Background/Aim. A certain percentage of patients with asymptomatic carotid stenosis have an unstable carotid plaque. For these patients it is possible to register by modern imaging methods the existence of lesions of the brain parenchyma - the silent brain infarction. These patients have a greater risk of ischemic stroke. The aim of this study was to analyze the connection between the morphology of atherosclerotic carotid plaque in patients with asymptomatic carotid stenosis and the manifestation of silent brain infarction, and to analyze the influence of risk factors for cardiovascular diseases on the occurrence of silent brain infarction and the morphology of carotid plaque.
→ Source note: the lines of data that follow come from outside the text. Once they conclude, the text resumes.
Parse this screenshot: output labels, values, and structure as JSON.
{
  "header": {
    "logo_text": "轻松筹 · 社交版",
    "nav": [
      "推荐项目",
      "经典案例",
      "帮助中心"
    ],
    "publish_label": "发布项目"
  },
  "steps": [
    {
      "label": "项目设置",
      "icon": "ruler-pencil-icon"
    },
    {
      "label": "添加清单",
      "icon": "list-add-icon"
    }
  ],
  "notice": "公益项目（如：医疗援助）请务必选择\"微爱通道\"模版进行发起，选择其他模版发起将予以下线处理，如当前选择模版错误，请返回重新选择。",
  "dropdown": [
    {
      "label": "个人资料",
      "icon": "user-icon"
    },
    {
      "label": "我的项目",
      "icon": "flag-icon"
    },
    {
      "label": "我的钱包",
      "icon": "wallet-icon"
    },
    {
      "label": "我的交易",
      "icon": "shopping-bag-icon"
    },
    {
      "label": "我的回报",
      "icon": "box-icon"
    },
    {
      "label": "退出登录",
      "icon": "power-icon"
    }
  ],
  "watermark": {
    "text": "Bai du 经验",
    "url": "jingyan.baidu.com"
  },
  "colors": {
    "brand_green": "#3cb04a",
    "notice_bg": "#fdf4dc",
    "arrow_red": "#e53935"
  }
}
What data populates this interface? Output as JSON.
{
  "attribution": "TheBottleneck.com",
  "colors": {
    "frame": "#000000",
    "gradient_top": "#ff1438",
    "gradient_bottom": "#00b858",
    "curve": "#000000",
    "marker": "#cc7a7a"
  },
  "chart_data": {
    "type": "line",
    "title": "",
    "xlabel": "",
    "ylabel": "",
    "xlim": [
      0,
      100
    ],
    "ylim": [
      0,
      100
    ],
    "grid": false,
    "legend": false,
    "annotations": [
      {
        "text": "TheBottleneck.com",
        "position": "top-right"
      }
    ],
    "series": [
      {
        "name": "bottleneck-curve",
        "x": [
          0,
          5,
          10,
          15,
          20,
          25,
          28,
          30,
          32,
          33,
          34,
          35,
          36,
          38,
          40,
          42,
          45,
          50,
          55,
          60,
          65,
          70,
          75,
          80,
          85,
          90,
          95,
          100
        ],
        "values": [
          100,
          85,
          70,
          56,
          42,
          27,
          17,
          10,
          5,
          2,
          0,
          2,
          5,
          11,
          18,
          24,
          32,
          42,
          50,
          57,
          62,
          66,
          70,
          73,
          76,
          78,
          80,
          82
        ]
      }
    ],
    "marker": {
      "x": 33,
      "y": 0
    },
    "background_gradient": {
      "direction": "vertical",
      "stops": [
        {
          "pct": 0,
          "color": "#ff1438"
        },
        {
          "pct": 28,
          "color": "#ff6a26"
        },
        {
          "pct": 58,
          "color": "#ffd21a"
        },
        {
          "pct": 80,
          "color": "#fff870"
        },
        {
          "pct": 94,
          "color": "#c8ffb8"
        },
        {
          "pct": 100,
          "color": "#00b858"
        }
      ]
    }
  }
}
Methods. This retrospective study included patients who had been operated for high grade (> 70%) extracranial atherosclerotic carotid stenosis at the Clinic for Vascular and Transplantation Surgery of the Clinical Center of Vojvodina over a period of 5 years. The patients analyzed had no clinical manifestation of cerebrovascular insufficiency of the carotid artery territory up to the time of operation. The classification of carotid plaque morphology was carried out according to the Gray-Weale classification, after which all the types were subcategorized into two groups: stable and unstable. Brain lesions were verified using preoperative imaging of the brain parenchyma by magnetic resonance. We analyzed ipsilateral lesions of the size > or = 3 mm. Results. Out of a 201 patients 78% had stable plaque and 22% unstable one. Unstable plaque was prevalent in the male patients (male/female ratio = 24.8% : 17.8%), but without a statistically significant difference (p > 0.05). The risk factors (hypertension, nicotinism, hyperlipoproteinemia, and diabetes mellitus) showed no statistically significant impact on carotid plaque morphology and the occurrence of silent brain infarction. Silent brain infarction was detected in 30.8% of the patients. Unstable carotid plaque was found in a larger percentage of patients with silent brain infarction (36.4% : 29.3%) but without a significant statistical difference (p > 0.05). Conclusions. Even though silent brain infarction is more frequent in patients with unstable plaque of carotid bifurication, the difference is of no statistical significance. The effects of the number and type of risk factors bear no statistical significance on the incidence of morphological asymptomatic carotid plaque.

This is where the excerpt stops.